Our TEL team is working with Customer State Bank of India to operationalise one new SSS 3500 that we sold to customer to replace the existing Gen2 GLS2 SSS Storage.
As part of the internal security practices the State Bank of India runs their own scans on all their devices is asking the TEL team to help close the discovered vulnerabilities . For few of the changes sought the DEV team has requested the Tel team to help raise RFE for these so this configs can be tested in dev setup and post which the dev team can confirm if same can be implemented in customers SSS3500 storage.
There are multiple vulnerabilities noted , as per discussion with TEL & Dev team raising at high level 5 RFE where the related vulnerabilities are bunched
Control Objective - 2.15.1. Uncommon Network Protocols to be disabled
Control Statement - The Linux kernel modules support several network protocols that are not commonly used. If these protocols are not needed, it is recommended that they be disabled in the kernel.
Risk/Impact - If the protocol is not required, it is recommended that the drivers not be installed to reduce the potential attack surface.
Recommendations/ Implementation Steps -
Edit or create a file in the /etc/modprobe.d/ directory ending in .conf and add the following line:
install dccp /bin/true
install sctp /bin/true
install rds /bin/true
install tipc /bin/true
Dev teams Comment - Please open an RFE so that we can investigate the ramifications of changing this.

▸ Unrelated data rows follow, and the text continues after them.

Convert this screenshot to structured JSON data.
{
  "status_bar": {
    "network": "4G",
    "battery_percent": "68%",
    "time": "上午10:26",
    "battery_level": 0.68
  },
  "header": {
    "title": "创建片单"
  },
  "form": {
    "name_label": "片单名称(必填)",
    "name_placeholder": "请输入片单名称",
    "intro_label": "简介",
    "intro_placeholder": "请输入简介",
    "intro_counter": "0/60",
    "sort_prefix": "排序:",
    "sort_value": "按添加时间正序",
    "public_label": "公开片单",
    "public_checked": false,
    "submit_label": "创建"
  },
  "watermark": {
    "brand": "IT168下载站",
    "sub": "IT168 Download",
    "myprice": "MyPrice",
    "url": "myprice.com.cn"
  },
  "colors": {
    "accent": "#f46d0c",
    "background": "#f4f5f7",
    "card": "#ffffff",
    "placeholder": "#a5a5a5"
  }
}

------------------------------------------------------------------------------------------------------------------------------------------------------------------------------------
Control Objective - 2.17.1. Ensure auditd is installed
Control Statement - System auditing, through auditd, allows system administrators to monitor their systems such that they can detect unauthorized access or modification of data. By default, auditd will audit SELinux AVC denials, system logins, account modifications, and authentication events. Events will be logged to /var/log/audit/audit.log.
Risk/Impact - It is important that an appropriate size is determined for log files so that they do not impact the system and audit data is not lost.
Recommendations/ Implementation Steps -
Run the following command to Install auditd
# dnf install audit audit-libs
Run the following command to enable auditd: # systemctl --now enable auditd
Dev teams Comment - Please open an RFE so that we can investigate the ramifications of changing this.
------------------------------------------------------------------------------------------------------------------------------------------------------------------------------------
Control Objective - 2.17.2. Ensure events that modify the system's Mandatory Access Controls are collected
Control Statement - Monitor SELinux mandatory access controls. The parameters below monitor any write access (potential additional, deletion or modification of files in the directory) or attribute changes to /etc/apparmor and /etc/apparmor.d directories.
Risk/Impact - Changes to files in these directories could indicate that an unauthorized user is attempting to modify access controls and change security contexts, leading to a compromise of the system.
Recommendations/ Implementation Steps -
Edit or create a file in the /etc/audit/rules.d/ directory ending in .rules and add the following lines:
-w /etc/selinux/ -p wa -k MAC-policy
-w /usr/share/selinux/ -p wa -k MAC-policy
Dev teams Comment - SELinux is available today. It is not the default. Please open an RFE so that we can investigate the ramifications of changing this.
------------------------------------------------------------------------------------------------------------------------------------------------------------------------------------
Control Objective -2.17.1. Ensure auditd is installed
Control Statement - System auditing, through auditd, allows system administrators to monitor their systems such that they can detect unauthorized access or modification of data. By default, auditd will audit SELinux AVC denials, system logins, account modifications, and authentication events. Events will be logged to /var/log/audit/audit.log.
Risk/Impact - It is important that an appropriate size is determined for log files so that they do not impact the system and audit data is not lost.
Recommendations/ Implementation Steps -
Run the following command to Install auditd
# dnf install audit audit-libs
Run the following command to enable auditd: # systemctl --now enable auditd
Dev teams Comment - Please open an RFE so that we can investigate the ramifications of changing this.
------------------------------------------------------------------------------------------------------------------------------------------------------------------------------------
Control Objective - 2.17.2. Ensure events that modify the system's Mandatory Access Controls are collected
Control Statement - Monitor SELinux mandatory access controls. The parameters below monitor any write access (potential additional, deletion or modification of files in the directory) or attribute changes to /etc/apparmor and /etc/apparmor.d directories.
Risk/Impact - Changes to files in these directories could indicate that an unauthorized user is attempting to modify access controls and change security contexts, leading to a compromise of the system
Recommendations/ Implementation Steps -
Edit or create a file in the /etc/audit/rules.d/ directory ending in .rules and add the following lines:
-w /etc/selinux/ -p wa -k MAC-policy
-w /usr/share/selinux/ -p wa -k MAC-policy
Dev teams Comment - SELinux is available today. It is not the default. Please open an RFE so that we can investigate the ramifications of changing this.